Wilson invented nothing: even his League of Nations idea had become commonplace in Anglo-American liberal circles. But he came to personify (hence “Wilsonianism”) the Progressive temptation, which is to hallow the otherwise secular state, declare its purposes righteous, and arrogate to it all power. . . . I am moved to quote another contemporary critic, British philosopher and Christian apologist G. K. Chesterton, who wrote in Orthodoxy (1908) that in the modern world “vices are, indeed, let loose, and they wander and do damage. But the virtues are let loose also; and the virtues wander more wildly, and the virtues do more terrible damage.”

FDR was channeling Wilson in 1942 when he informed Americans of the reasons for which they were fighting”

We are fighting today for security, for progress, and for peace, not only for ourselves but for all men, not only for one generation but for all generations. We are fighting to cleanse the world of ancient evils, ancient ills.

Our enemies are guided by brutal cynicism, by unholy contempt for the human race. We are inspired by a faith that goes back through all the years to the first chapter of the Book of Genesis: “God created man in His own image.”

Cleanse the world of evils (ancient or recent)? That may be a bridge too far.

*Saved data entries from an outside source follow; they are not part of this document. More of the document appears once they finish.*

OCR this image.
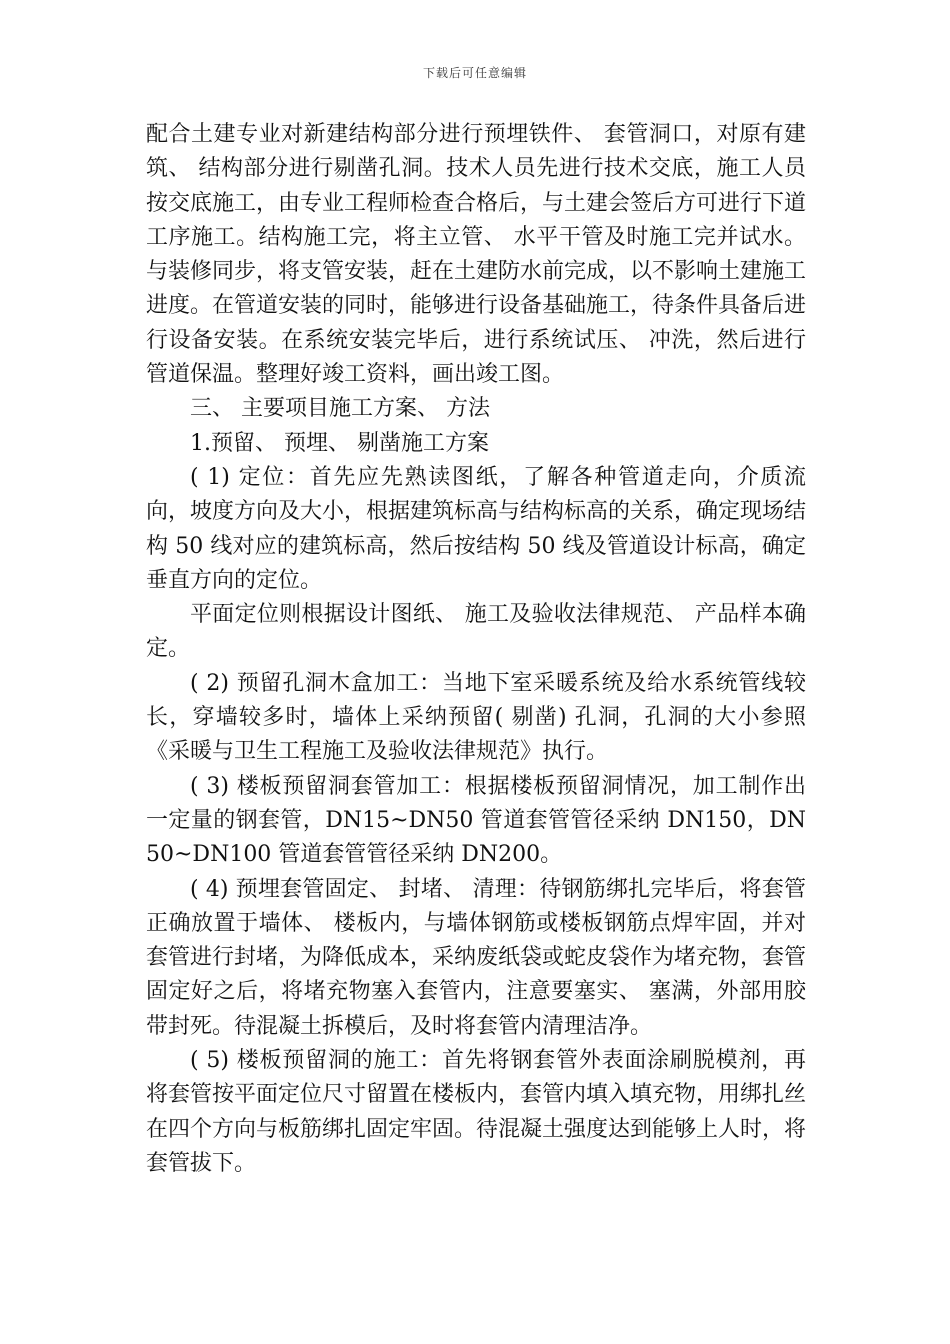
下载后可任意编辑

配合土建专业对新建结构部分进行预埋铁件、 套管洞口，对原有建筑、 结构部分进行剔凿孔洞。技术人员先进行技术交底，施工人员按交底施工，由专业工程师检查合格后，与土建会签后方可进行下道工序施工。结构施工完，将主立管、 水平干管及时施工完并试水。与装修同步，将支管安装，赶在土建防水前完成，以不影响土建施工进度。在管道安装的同时，能够进行设备基础施工，待条件具备后进行设备安装。在系统安装完毕后，进行系统试压、 冲洗，然后进行管道保温。整理好竣工资料，画出竣工图。

三、 主要项目施工方案、 方法

1.预留、 预埋、 剔凿施工方案

( 1) 定位：首先应先熟读图纸，了解各种管道走向，介质流向，坡度方向及大小，根据建筑标高与结构标高的关系，确定现场结构 50 线对应的建筑标高，然后按结构 50 线及管道设计标高，确定垂直方向的定位。

平面定位则根据设计图纸、 施工及验收法律规范、 产品样本确定。

( 2) 预留孔洞木盒加工：当地下室采暖系统及给水系统管线较长，穿墙较多时，墙体上采纳预留( 剔凿) 孔洞，孔洞的大小参照《采暖与卫生工程施工及验收法律规范》执行。

( 3) 楼板预留洞套管加工：根据楼板预留洞情况，加工制作出一定量的钢套管，DN15~DN50 管道套管管径采纳 DN150，DN50~DN100 管道套管管径采纳 DN200。

( 4) 预埋套管固定、 封堵、 清理：待钢筋绑扎完毕后，将套管正确放置于墙体、 楼板内，与墙体钢筋或楼板钢筋点焊牢固，并对套管进行封堵，为降低成本，采纳废纸袋或蛇皮袋作为堵充物，套管固定好之后，将堵充物塞入套管内，注意要塞实、 塞满，外部用胶带封死。待混凝土拆模后，及时将套管内清理洁净。

( 5) 楼板预留洞的施工：首先将钢套管外表面涂刷脱模剂，再将套管按平面定位尺寸留置在楼板内，套管内填入填充物，用绑扎丝在四个方向与板筋绑扎固定牢固。待混凝土强度达到能够上人时，将套管拔下。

For that reason, Luther’s prayer for soldiers reflects a better way to regard war and the inability of politicians or general to see a fallen world clearly:

Heavenly Father, here am I by Thy divine will in this outward work and service of my sovereign, as is my duty, first of all to Thee and then to my sovereign for Thy sake; and I thank Thy grace and mercy that Thou hast placed me in this work, where I am sure that it is not sin, but right and an agreeable obedience to Thy will. But because I know and have learned from Thy gracious word that none of our works can help us, and that no one is saved as a soldier, but only as a Christian, neither will I rely upon this my obedience and work ; but I will do it freely in service to Thy will, while believing heartily that nothing but the innocent blood of Thy dear Son, my Lord Jesus Christ, can redeem and save, which He shed for me in obedience to Thy divine will. I stay by this, I live and die by this, I fight and do everything by it ; Dear Lord God and Father, keep and strengthen this belief in me by Thy spirit. Amen.